A more accurate way to phrase this would be "principles are clearly not adaptive in the current sociopolitical enviornment."
This is not a mistake blues or reds are making. Principles are not, in fact, adaptive, and fixing that is not something individuals or even individual tribes can accomplish, and probably is not something that can be accomplished at all in a values-incoherent environment.
Sure, I've never been accused of having good phrasing. Other people always word things better than I can.
Are principles ever adaptive? A core part of the value of principles is that they act as a very costly signal. If it were easy to have them, or they are adaptive to an environment it wouldn't be a very good signal. People would adopt them for the adaptability. The value of having principles is that it communicates that people can trust you, and depend on you. Regardless of the shifting tides of the sociopolitical currents.
Absolutely, in a values-coherent environment.
Sure. What they are supposed to signal is "I am making a significant sacrifice to maintain something we both care about". But this assumes "we both" actually do care about it. Signals are for communication; you don't need signals to draw your own conclusions. If the response is "I don't care about the thing you are maintaining, and will not sacrifice to maintain it", then the question becomes whether solo maintenance is worth it (probably not), and whether solo maintenance is even possible (probably not).
Yes, and the result is that rule-following becomes normal and expected, and rule-breaking becomes unusual and disturbing.

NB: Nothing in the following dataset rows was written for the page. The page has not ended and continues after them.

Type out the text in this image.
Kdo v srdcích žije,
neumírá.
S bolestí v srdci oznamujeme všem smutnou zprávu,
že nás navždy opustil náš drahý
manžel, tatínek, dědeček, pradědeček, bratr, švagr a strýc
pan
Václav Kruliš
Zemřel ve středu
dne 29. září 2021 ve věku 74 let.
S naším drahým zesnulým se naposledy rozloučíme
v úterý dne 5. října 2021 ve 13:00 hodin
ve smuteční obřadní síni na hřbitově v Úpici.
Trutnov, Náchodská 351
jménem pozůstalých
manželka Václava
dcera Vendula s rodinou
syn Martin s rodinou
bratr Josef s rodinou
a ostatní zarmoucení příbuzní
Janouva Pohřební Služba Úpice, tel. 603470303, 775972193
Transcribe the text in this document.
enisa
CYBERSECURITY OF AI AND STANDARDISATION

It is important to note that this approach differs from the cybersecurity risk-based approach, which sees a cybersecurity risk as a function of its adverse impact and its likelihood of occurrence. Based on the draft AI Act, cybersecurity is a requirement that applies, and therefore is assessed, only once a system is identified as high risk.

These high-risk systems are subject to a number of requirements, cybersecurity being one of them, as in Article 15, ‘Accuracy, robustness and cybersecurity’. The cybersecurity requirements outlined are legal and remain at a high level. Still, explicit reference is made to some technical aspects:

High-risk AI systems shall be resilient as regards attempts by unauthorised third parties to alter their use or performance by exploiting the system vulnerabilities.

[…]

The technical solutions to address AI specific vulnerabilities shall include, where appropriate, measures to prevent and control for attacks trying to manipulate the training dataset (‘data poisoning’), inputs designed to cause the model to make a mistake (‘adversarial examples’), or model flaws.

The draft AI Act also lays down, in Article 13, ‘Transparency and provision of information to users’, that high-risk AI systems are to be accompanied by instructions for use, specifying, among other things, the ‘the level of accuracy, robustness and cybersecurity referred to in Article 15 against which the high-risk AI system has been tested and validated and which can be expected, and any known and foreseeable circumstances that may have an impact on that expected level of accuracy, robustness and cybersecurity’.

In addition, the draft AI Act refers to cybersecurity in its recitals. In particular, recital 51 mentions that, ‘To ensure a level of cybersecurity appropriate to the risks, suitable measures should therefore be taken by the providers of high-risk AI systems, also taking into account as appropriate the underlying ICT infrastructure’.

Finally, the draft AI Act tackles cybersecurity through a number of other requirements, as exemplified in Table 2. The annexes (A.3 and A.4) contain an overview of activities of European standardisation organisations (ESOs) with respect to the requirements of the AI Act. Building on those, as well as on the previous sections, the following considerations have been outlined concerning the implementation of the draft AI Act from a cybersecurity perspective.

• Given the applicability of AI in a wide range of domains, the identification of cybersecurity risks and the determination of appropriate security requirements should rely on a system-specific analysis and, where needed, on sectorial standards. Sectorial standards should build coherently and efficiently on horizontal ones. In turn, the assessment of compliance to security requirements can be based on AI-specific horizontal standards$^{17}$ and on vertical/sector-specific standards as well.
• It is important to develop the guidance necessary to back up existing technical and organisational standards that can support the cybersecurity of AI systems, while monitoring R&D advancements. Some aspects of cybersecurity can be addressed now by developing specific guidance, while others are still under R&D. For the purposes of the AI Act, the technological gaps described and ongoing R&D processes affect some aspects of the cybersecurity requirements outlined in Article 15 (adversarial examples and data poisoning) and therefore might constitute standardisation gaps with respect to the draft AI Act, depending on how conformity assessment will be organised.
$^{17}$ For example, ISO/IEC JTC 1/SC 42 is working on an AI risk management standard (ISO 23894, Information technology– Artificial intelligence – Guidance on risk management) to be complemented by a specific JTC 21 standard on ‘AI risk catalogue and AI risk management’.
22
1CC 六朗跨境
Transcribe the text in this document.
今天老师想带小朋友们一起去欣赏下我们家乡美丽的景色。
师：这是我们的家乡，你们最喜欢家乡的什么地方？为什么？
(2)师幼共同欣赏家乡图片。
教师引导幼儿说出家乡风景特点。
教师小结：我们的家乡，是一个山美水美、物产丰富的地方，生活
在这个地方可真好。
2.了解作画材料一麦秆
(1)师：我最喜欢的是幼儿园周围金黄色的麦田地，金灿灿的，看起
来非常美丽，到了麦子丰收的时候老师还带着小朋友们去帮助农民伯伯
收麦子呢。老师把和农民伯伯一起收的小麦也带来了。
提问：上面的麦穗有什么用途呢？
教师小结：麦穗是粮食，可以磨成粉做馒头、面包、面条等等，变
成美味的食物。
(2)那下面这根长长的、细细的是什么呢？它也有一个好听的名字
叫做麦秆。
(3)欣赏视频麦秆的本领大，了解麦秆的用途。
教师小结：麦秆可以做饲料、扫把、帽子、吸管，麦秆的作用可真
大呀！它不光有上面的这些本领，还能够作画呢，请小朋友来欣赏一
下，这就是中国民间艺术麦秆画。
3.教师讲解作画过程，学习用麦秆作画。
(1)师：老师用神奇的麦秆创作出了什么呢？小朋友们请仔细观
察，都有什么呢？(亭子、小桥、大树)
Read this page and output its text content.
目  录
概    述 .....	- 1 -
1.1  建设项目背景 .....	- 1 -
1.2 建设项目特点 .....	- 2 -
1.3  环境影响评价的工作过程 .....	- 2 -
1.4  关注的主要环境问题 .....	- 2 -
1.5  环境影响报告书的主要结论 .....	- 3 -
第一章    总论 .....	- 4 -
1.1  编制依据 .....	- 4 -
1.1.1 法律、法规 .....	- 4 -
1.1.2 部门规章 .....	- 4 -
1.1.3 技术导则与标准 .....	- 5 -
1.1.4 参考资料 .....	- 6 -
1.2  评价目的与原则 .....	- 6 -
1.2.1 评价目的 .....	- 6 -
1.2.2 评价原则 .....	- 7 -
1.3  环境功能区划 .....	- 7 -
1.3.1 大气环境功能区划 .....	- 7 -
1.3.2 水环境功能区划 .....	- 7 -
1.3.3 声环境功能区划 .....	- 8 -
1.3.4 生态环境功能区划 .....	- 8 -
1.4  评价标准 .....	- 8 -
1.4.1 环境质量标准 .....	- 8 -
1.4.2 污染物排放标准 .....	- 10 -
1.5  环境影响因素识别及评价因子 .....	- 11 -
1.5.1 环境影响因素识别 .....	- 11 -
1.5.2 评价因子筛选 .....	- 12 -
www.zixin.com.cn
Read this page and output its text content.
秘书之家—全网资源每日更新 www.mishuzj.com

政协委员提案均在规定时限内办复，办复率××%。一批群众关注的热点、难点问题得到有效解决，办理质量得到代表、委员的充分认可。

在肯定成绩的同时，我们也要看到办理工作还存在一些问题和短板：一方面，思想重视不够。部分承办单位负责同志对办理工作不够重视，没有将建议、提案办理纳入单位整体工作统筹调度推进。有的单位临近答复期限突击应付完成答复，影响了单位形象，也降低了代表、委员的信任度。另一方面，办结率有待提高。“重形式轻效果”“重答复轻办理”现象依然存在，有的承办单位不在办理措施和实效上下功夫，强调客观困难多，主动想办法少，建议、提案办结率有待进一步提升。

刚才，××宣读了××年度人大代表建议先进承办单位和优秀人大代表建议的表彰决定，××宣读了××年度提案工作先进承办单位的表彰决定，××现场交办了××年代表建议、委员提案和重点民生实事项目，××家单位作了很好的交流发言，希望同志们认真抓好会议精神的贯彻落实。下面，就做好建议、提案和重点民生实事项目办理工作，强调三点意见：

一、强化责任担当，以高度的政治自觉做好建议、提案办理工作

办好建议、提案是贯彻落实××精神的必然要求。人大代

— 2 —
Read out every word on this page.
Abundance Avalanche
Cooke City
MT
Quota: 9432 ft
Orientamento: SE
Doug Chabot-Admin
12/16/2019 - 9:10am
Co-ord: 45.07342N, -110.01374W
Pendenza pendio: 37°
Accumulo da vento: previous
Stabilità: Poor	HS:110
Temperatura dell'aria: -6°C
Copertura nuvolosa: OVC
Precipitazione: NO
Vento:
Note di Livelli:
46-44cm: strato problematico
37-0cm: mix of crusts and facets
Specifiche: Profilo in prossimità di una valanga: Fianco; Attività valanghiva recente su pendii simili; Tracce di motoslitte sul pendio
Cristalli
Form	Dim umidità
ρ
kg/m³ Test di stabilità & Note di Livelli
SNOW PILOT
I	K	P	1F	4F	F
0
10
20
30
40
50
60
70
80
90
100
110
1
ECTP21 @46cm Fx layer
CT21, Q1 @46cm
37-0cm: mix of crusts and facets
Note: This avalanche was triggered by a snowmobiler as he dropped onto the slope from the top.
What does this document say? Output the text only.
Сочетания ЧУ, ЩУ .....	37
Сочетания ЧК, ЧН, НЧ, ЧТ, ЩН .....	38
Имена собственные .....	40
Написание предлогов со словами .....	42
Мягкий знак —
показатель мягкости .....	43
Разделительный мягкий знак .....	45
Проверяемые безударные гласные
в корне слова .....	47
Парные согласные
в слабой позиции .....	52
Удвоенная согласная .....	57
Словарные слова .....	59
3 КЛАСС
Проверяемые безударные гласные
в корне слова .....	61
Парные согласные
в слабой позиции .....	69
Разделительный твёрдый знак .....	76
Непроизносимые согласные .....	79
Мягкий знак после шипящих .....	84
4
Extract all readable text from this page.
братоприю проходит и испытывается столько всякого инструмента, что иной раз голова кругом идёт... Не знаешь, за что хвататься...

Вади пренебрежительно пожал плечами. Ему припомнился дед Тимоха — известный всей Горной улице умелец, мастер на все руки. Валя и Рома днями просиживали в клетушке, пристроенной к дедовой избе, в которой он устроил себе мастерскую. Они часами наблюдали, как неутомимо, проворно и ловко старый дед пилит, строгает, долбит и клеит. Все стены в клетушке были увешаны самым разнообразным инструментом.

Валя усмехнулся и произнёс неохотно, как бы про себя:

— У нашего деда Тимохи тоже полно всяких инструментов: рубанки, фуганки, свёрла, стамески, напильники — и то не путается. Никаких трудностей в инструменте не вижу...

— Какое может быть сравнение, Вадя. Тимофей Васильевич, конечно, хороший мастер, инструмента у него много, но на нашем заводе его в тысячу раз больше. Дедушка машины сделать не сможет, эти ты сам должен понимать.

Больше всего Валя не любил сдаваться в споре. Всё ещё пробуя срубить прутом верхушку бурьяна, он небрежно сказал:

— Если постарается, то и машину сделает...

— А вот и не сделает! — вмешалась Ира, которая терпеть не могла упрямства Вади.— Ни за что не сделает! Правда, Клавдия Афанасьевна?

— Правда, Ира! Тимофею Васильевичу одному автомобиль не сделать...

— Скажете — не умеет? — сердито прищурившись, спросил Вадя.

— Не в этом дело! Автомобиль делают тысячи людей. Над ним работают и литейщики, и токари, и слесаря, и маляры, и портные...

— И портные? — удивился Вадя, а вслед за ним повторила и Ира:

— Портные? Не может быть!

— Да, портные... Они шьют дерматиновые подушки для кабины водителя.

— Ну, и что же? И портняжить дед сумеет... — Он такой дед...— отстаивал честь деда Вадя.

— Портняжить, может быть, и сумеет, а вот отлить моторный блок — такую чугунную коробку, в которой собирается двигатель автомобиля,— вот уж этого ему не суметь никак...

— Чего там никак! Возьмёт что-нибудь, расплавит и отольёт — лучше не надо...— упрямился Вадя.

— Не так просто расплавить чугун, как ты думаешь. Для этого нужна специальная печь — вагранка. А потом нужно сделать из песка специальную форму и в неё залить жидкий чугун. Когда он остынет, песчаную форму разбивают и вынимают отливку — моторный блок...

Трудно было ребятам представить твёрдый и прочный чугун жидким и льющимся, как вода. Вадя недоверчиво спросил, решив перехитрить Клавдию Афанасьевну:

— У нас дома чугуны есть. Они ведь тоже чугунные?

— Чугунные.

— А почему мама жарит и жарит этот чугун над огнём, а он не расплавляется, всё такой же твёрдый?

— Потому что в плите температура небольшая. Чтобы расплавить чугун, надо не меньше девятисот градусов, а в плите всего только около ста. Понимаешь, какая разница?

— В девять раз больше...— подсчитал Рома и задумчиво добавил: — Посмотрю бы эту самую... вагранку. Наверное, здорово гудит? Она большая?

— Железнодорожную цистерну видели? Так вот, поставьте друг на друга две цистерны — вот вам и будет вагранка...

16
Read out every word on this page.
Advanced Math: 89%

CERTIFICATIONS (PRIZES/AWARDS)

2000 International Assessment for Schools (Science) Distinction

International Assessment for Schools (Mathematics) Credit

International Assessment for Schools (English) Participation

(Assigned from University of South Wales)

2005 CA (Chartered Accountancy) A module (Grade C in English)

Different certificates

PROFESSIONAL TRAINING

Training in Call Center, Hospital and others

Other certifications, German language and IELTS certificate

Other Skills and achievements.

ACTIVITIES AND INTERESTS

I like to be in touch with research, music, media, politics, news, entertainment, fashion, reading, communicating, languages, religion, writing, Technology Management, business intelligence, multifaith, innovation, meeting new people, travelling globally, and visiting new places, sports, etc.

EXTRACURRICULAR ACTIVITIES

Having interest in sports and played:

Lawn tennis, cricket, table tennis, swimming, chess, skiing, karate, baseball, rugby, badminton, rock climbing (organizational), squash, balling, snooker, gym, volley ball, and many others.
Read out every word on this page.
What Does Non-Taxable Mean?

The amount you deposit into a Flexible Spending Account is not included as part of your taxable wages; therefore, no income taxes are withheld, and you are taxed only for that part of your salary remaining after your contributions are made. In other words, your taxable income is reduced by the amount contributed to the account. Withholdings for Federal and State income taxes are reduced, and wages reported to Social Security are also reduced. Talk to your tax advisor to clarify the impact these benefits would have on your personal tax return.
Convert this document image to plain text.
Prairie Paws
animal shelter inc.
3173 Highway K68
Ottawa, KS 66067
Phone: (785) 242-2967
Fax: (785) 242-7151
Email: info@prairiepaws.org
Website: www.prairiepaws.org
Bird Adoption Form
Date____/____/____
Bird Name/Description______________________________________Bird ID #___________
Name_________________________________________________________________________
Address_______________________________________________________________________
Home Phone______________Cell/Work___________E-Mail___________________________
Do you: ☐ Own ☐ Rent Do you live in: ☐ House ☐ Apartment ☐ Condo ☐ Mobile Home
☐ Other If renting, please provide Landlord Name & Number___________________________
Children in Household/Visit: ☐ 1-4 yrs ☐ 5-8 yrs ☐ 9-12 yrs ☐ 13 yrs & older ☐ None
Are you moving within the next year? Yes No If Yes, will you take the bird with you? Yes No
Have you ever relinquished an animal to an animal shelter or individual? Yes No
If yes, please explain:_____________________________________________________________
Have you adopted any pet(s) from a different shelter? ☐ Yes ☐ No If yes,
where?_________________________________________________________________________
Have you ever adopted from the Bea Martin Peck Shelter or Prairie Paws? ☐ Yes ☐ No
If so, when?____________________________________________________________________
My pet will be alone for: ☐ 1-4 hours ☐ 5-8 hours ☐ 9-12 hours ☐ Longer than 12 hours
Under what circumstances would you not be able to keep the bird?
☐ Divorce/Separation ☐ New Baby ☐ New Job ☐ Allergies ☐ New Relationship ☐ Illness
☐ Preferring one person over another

Many people claim a principle of following the law. Few people will actually follow a law that demands they docilly allow a subset of their neighbors to murder them and their family with machetes. Most curious! How can we explain this inconsistency? Assuming such a law were passed legally, it would in fact be a law, so shouldn't they follow it? Don't they have principles? Well, no. Humans are human. They are not going to cooperate in upholding a system that they perceive to be ruinously hostile to their interests. Society depends on a supermajority perceiving it to be strongly positive-sum. If you want to continue to have a society, you need to maintain that perception. If you fail to maintain that perception, appeals to rules or norms or principles will not save you.
Very, very few principles are actually worth unlimited commitment. If you want a society based on principles which receive unlimited commitment, it is going to look very different than our current arrangement.